In deference to Swope’s convalescent status, they rode in the press car to the police station, though this was only a matter of backing up a hundred feet or so and pulling into a different parking spot. Inside, they found Dr. Porble was not languishing in the lockup. On the contrary, he was sitting at Chief Ottermole’s desk with Edmund on his lap, a cup of coffee at his elbow, and a great many file folders sorted into piles in front of him.

“Morning, Peter,” he said rather absently, with his eyes on the files.

“Hi, Phil,” Shandy replied. “Been promoted to trusty?”

“I’m just trying to organize a more efficient filing system so Ottermole won’t get stuck with so much unnecessary paperwork. It’s utterly ridiculous the way this town overworks its grossly underpaid employees. I’m going to have something to say about the matter at town meeting, I can tell you.”

“You have my wholehearted approval and support. Where’s the chief?”

“Ottermole got called out on a robbery. Somebody’s broken into the turkey-farm kitchen and stolen six turkey pies.”

“Great Scot, he’s not going to arrest a fox?”

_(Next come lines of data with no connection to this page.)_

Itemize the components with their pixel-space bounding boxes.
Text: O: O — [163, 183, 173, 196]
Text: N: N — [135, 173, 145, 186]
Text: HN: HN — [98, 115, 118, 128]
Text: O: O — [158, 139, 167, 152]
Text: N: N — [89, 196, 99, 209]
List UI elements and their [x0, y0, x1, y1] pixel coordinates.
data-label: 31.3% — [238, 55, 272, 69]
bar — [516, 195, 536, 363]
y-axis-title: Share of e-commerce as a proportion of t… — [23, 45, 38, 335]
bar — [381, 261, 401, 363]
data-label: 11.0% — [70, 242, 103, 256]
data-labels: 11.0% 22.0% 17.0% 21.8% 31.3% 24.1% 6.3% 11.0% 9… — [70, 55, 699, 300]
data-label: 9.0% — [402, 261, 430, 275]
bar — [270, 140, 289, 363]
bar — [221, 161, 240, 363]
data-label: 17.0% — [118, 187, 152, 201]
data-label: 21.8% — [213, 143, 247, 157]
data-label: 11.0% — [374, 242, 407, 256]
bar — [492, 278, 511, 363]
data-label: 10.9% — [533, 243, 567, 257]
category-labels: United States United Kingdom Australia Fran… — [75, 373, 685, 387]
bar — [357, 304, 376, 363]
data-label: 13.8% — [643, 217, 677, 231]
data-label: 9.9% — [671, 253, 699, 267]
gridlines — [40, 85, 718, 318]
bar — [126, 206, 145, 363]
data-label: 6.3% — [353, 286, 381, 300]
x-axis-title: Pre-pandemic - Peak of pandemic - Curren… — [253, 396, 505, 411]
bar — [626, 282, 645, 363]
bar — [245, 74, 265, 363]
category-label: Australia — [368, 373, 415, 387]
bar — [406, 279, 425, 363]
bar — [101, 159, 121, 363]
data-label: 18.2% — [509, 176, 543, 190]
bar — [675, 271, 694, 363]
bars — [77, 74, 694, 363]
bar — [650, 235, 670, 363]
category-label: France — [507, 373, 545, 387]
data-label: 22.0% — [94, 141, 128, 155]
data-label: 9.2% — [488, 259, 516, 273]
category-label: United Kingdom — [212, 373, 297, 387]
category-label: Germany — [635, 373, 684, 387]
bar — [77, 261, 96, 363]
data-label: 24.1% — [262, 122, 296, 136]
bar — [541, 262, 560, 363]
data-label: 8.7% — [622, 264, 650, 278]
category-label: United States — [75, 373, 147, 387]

“A fox wouldn’t have swiped six plastic knives and forks to eat the pies with. Ottermole pounced on that clue right away. He just phoned in to say he’s traced the miscreant through tracks in the snow and will be effecting a collar, so would I kindly hide the comic books under the cot mattress to make the lockup look more official?”

“Comic books?”

“Yes, his boys insisted on bringing them down for me to read when they found out I’m a librarian. They had them all arranged in alphabetical order. Refreshing to find there are still youngsters around who know their ABC’s. I hadn’t seen Superman for something like forty-five years. He doesn’t seem to have changed a great deal, though I’ll admit my memory’s unclear on the details. How’s Helen making out at the library?”